33.1 Basic Concepts of Rmail
Using Rmail in the simplest fashion, you have one Rmail file
~/RMAIL
in which all of your mail is saved. It is called your
primary Rmail file. The command M-x rmail
reads your primary
Rmail file, merges new mail in from your inboxes, displays the first
message you haven’t read yet, and lets you begin reading. The variable
rmail-file-name
specifies the name of the primary Rmail file.
Rmail displays only one message in the Rmail file at a time. The message that is shown is called the current message. Rmail mode’s special commands can do such things as delete the current message, copy it into another file, send a reply, or move to another message. You can also create multiple Rmail files (see File Handling) and use Rmail to move messages between them (see Copying Messages Out to Files).

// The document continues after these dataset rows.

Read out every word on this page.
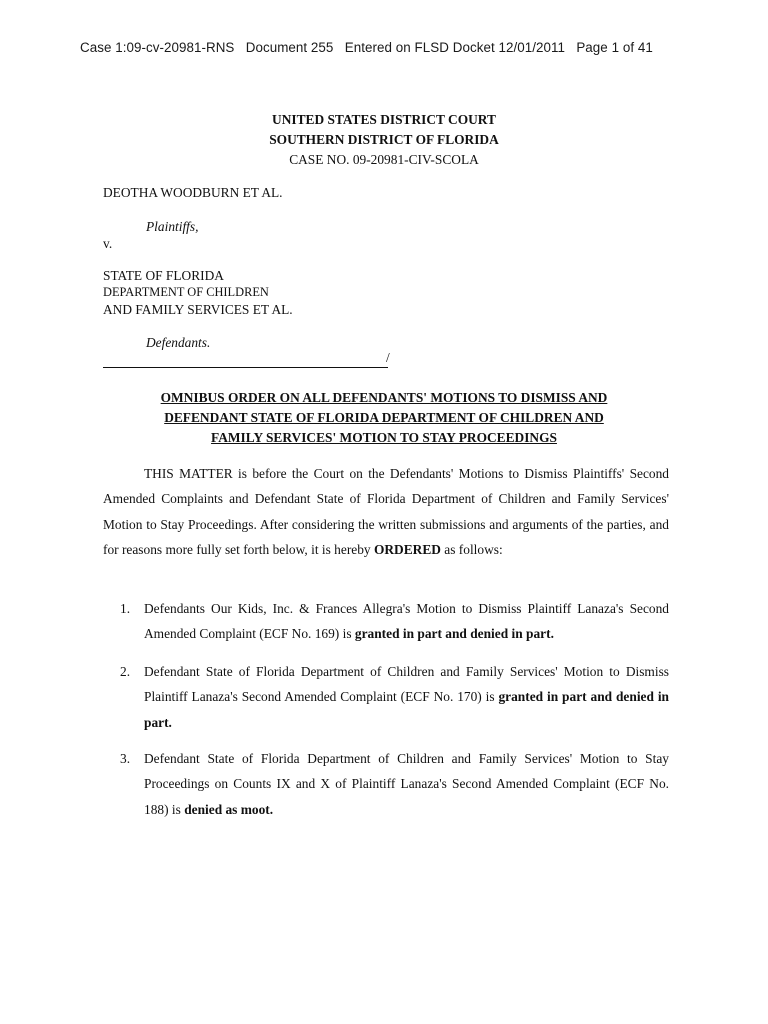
Case 1:09-cv-20981-RNS Document 255 Entered on FLSD Docket 12/01/2011 Page 1 of 41
UNITED STATES DISTRICT COURT
SOUTHERN DISTRICT OF FLORIDA
CASE NO. 09-20981-CIV-SCOLA
DEOTHA WOODBURN ET AL.
Plaintiffs,
v.
STATE OF FLORIDA
DEPARTMENT OF CHILDREN
AND FAMILY SERVICES ET AL.
Defendants.
/
OMNIBUS ORDER ON ALL DEFENDANTS' MOTIONS TO DISMISS AND
DEFENDANT STATE OF FLORIDA DEPARTMENT OF CHILDREN AND
FAMILY SERVICES' MOTION TO STAY PROCEEDINGS
THIS MATTER is before the Court on the Defendants' Motions to Dismiss Plaintiffs' Second Amended Complaints and Defendant State of Florida Department of Children and Family Services' Motion to Stay Proceedings. After considering the written submissions and arguments of the parties, and for reasons more fully set forth below, it is hereby ORDERED as follows:
1. Defendants Our Kids, Inc. & Frances Allegra's Motion to Dismiss Plaintiff Lanaza's Second Amended Complaint (ECF No. 169) is granted in part and denied in part.
2. Defendant State of Florida Department of Children and Family Services' Motion to Dismiss Plaintiff Lanaza's Second Amended Complaint (ECF No. 170) is granted in part and denied in part.
3. Defendant State of Florida Department of Children and Family Services' Motion to Stay Proceedings on Counts IX and X of Plaintiff Lanaza's Second Amended Complaint (ECF No. 188) is denied as moot.
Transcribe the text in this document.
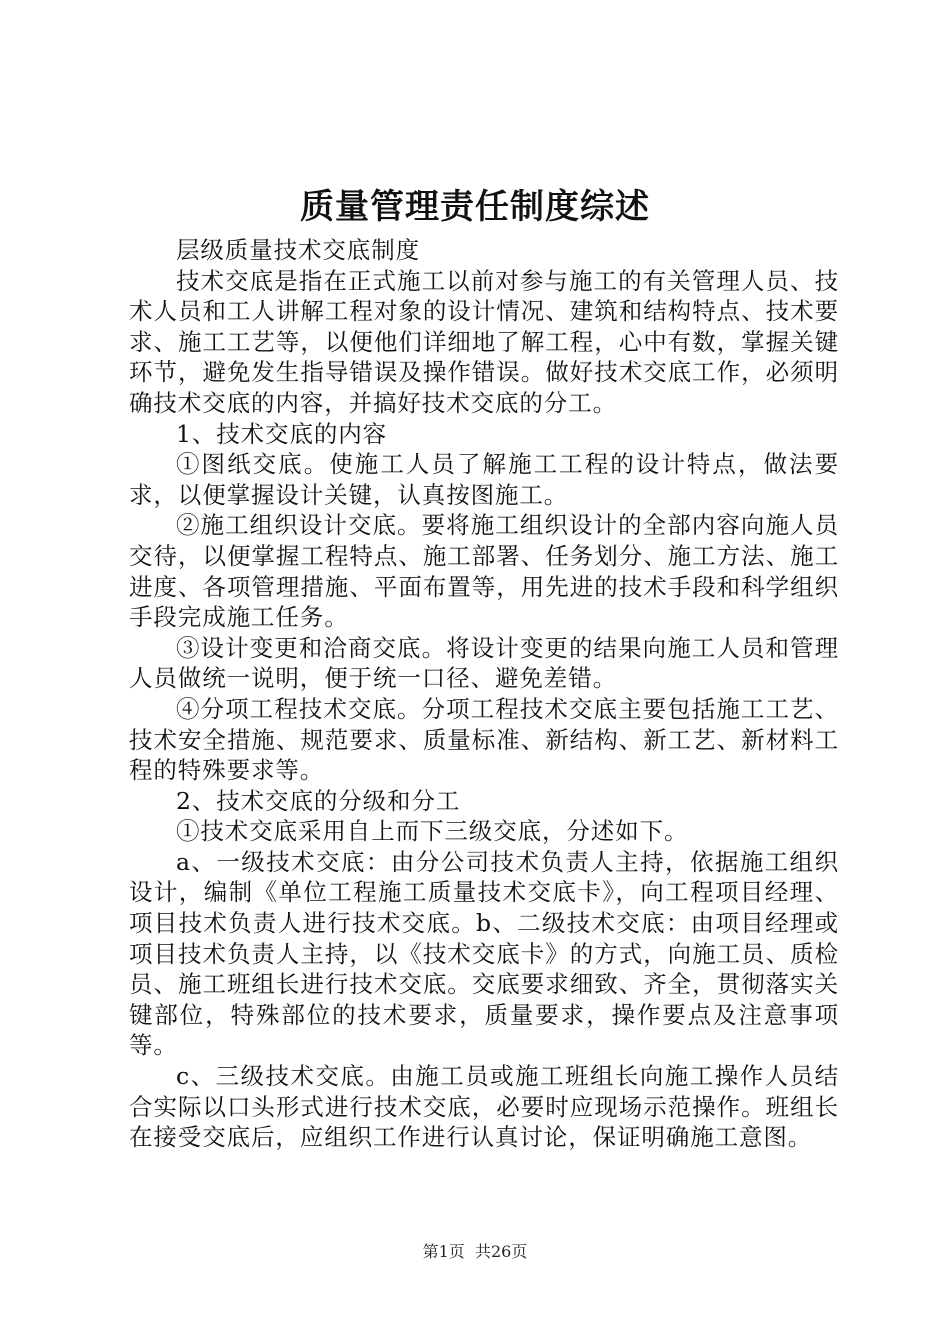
质量管理责任制度综述

层级质量技术交底制度

技术交底是指在正式施工以前对参与施工的有关管理人员、技术人员和工人讲解工程对象的设计情况、建筑和结构特点、技术要求、施工工艺等，以便他们详细地了解工程，心中有数，掌握关键环节，避免发生指导错误及操作错误。做好技术交底工作，必须明确技术交底的内容，并搞好技术交底的分工。

1、技术交底的内容

①图纸交底。使施工人员了解施工工程的设计特点，做法要求，以便掌握设计关键，认真按图施工。

②施工组织设计交底。要将施工组织设计的全部内容向施人员交待，以便掌握工程特点、施工部署、任务划分、施工方法、施工进度、各项管理措施、平面布置等，用先进的技术手段和科学组织手段完成施工任务。

③设计变更和洽商交底。将设计变更的结果向施工人员和管理人员做统一说明，便于统一口径、避免差错。

④分项工程技术交底。分项工程技术交底主要包括施工工艺、技术安全措施、规范要求、质量标准、新结构、新工艺、新材料工程的特殊要求等。

2、技术交底的分级和分工

①技术交底采用自上而下三级交底，分述如下。

a、一级技术交底：由分公司技术负责人主持，依据施工组织设计，编制《单位工程施工质量技术交底卡》，向工程项目经理、项目技术负责人进行技术交底。b、二级技术交底：由项目经理或项目技术负责人主持，以《技术交底卡》的方式，向施工员、质检员、施工班组长进行技术交底。交底要求细致、齐全，贯彻落实关键部位，特殊部位的技术要求，质量要求，操作要点及注意事项等。

c、三级技术交底。由施工员或施工班组长向施工操作人员结合实际以口头形式进行技术交底，必要时应现场示范操作。班组长在接受交底后，应组织工作进行认真讨论，保证明确施工意图。

第1页 共26页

Within the Rmail file, messages are normally arranged sequentially in
order of receipt; you can specify other ways to sort them (see Sorting the Rmail File). Messages are identified by consecutive integers which are
their message numbers. The number of the current message is
displayed in Rmail’s mode line, followed by the total number of messages
in the file. You can move to a message by specifying its message number
with the j
key (see Moving Among Messages).
Following the usual conventions of Emacs, changes in an Rmail file
become permanent only when you save the file. You can save it with
s
( rmail-expunge-and-save
), which also expunges deleted
messages from the file first (see Deleting Messages). To save the
file without expunging, use C-x C-s
. Rmail automatically saves
the Rmail file after merging new mail from an inbox file (see Rmail Files and Inboxes).
You can exit Rmail with q
( rmail-quit
); this expunges
and saves the Rmail file, then buries the Rmail buffer as well as its
summary buffer, if present (see Summaries). But there is no
need to exit formally. If you switch from Rmail to editing in
other buffers, and never switch back, you have exited. Just make sure
to save the Rmail file eventually (like any other file you have
changed). C-x s
is a suitable way to do this (see Commands for Saving Files). The Rmail command b
, rmail-bury
, buries the
Rmail buffer and its summary without expunging and saving the Rmail file.